Metallurgy probably became popular 3,000 years ago in Asia. From there, the ability to shape and process iron spread to Europe, until finally arriving in the Scandinavian countries. However, new research indicates that hunter-gatherers in Scandinavia mastered iron much earlier than expected.
Most evidence relating to metallurgy indicates that small tribes near the Arctic only came to make widespread use of forging from 1600 A.D. However, researchers have discovered furnaces and metal remnants in the remains of a 2,000-year-old ancient tribe in Sweden.
At the archaeological site of Sangis, researchers discovered the carcass of a furnace probably used for forging metal materials. The furnace had a lining of ceramic resin and pieces of iron, copper and bronze once smelted together.
Also, carbon dating of the furnace showed that the apparatus dates between 200 and 50 B.C, or more than 2,000 years ago. According to the research, published in the journal Antiquity, the discovery raises questions about the sophistication for metallurgy of these ancient communities.
Image: BENNERHAG ET AL/ANTIQUITY 2021
Evidence of metallurgy at a second excavation site
Still in the site of Sangis, a little more than 500 meters from the furnace, researchers found several other evidences of metal manipulation. Besides fish bones, archaeologists discovered three bonfires where metals were molded. In this region, the team also discovered several iron and bronze artifacts, as well as solidified copper drops.

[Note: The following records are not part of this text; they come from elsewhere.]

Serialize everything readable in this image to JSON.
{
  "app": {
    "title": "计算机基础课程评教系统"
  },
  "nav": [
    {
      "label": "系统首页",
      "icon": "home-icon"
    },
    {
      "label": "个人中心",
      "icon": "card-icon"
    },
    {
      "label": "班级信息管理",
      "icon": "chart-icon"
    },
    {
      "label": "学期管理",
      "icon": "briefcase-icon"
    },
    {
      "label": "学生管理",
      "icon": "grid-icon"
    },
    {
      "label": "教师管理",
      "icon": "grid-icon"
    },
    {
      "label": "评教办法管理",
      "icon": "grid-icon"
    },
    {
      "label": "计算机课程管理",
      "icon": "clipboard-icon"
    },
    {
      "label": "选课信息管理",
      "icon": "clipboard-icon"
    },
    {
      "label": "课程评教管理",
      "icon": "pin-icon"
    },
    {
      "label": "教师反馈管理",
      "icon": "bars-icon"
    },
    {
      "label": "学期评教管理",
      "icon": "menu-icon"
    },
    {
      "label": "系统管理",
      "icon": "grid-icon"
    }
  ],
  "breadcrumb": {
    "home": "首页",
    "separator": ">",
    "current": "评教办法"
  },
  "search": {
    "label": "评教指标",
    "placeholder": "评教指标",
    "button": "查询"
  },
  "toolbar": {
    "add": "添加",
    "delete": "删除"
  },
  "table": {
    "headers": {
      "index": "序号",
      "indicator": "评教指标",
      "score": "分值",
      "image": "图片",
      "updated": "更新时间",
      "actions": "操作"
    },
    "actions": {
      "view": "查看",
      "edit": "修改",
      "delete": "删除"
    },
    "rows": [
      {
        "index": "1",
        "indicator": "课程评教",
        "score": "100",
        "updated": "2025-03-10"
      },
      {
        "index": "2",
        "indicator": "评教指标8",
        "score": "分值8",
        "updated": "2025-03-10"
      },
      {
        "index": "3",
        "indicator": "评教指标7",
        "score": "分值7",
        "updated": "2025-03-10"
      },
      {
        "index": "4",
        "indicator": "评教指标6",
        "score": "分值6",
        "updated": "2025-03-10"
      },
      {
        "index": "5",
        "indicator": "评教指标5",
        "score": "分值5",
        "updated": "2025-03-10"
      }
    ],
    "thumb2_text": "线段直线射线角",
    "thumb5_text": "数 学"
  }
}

At another nearby excavation site, Vivungi, the team also discovered two furnaces probably used for metallurgy, especially of iron. According to the research, the evidence from Vivungi dates back to 100 B.C., although there were no fires for the treatment and purification of metals.
"This study is particularly insightful because the metal is iron, typically considered a more challenging metallurgy than that of copper or gold; the artisans are historically imagined hunter gatherers using only basic technologies; and the location is a region largely ignored in histories of technology," says expert Marcos Martinón-Torres of the University of Cambridge ina statement.
Author Carina Bennerhag states that the hunter-gatherer peoples of Sweden "probably manufactured more iron and steel, and were more socially organized and sedentary than we imagined."